Le 21 Janvier 1978, quarante et un ans jour pour jour, disparaissait dans la ville de Ndendé Paul Marie Yembit, premier Vice-président du gouvernement de la République gabonaise.
Par Idriss EDJOUA. Libreville/Gabon.
Originaire de la province de la Ngounié dans le sud du Gabon, il se distingue très tôt en dépit de son faible niveau d’instruction en devenant un personnage central de la politique de son pays bien avant l’indépendance et au cours des années 60.

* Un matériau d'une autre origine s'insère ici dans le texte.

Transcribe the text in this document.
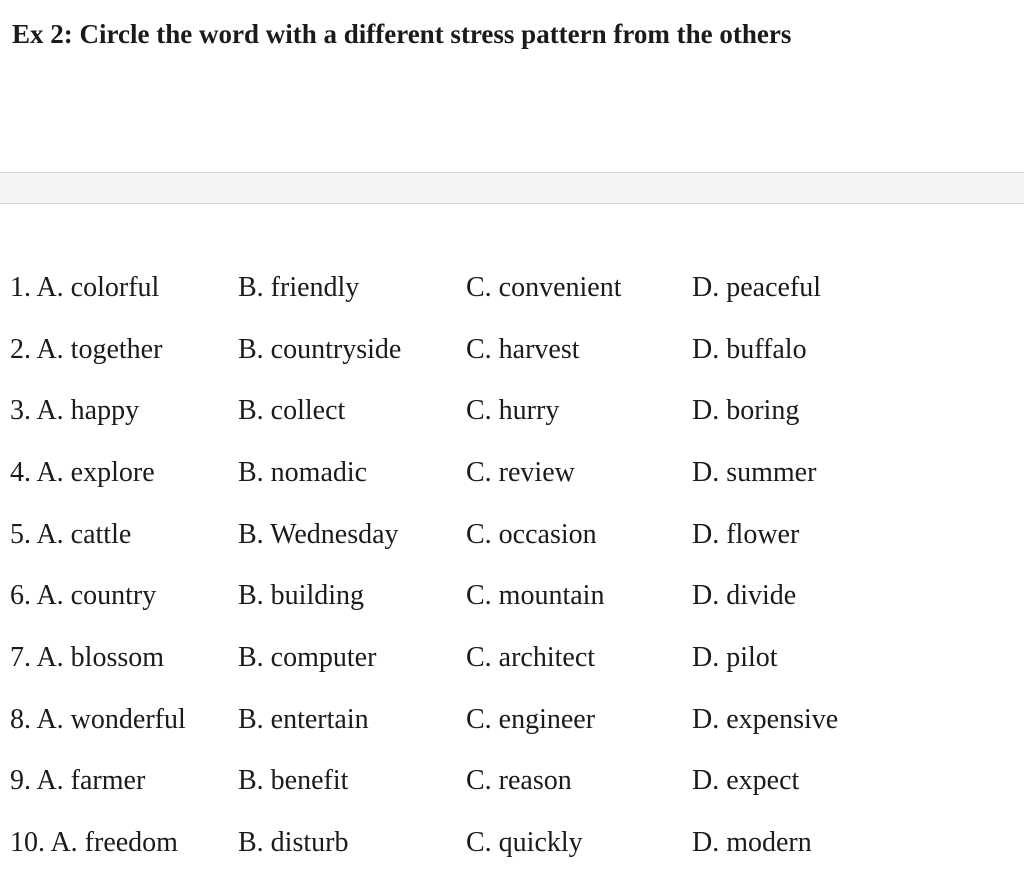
Ex 2: Circle the word with a different stress pattern from the others
1. A. colorful	B. friendly	C. convenient	D. peaceful
2. A. together	B. countryside C. harvest	D. buffalo
3. A. happy	B. collect	C. hurry	D. boring
4. A. explore	B. nomadic	C. review	D. summer
5. A. cattle	B. Wednesday C. occasion	D. flower
6. A. country	B. building	C. mountain	D. divide
7. A. blossom	B. computer	C. architect	D. pilot
8. A. wonderful B. entertain	C. engineer	D. expensive
9. A. farmer	B. benefit	C. reason	D. expect
10. A. freedom B. disturb	C. quickly	D. modern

Ainsi dès les années 50, il connaît une ascension remarquable qui le porte jusqu’au poste de conseiller territorial de la Ngounié lors des élections du 31 mars 1957. Et au cours du mois de mai de la même année, il intègre à l’âge quarante ans le premier le premier Conseil de gouvernement dirigé par le Premier Ministre Léon Mba en qualité de ministre de la Production agricole avant de diriger le ministère de la Fonction Publique au sein du gouvernement qui conduira le Gabon à l’indépendance.
Il participe le 23 juillet 1960 à ratification par l’Assemblée législative des accords de Paris qui aboutissent à l’indépendance le 17 aout 1960.
Le 12 février 1961, Paul Marie Yembit est élu député de la deuxième législature et le 21 février accède à la vice-présidence du gouvernement d’Union national qui rassemble les tenants du Bloc Démocratique Gabonais(BDG) du président Léon MBA et ceux de l’Union Démocratique et Sociale Gabonaise (UDSG) de Jean Hilaire Aubame.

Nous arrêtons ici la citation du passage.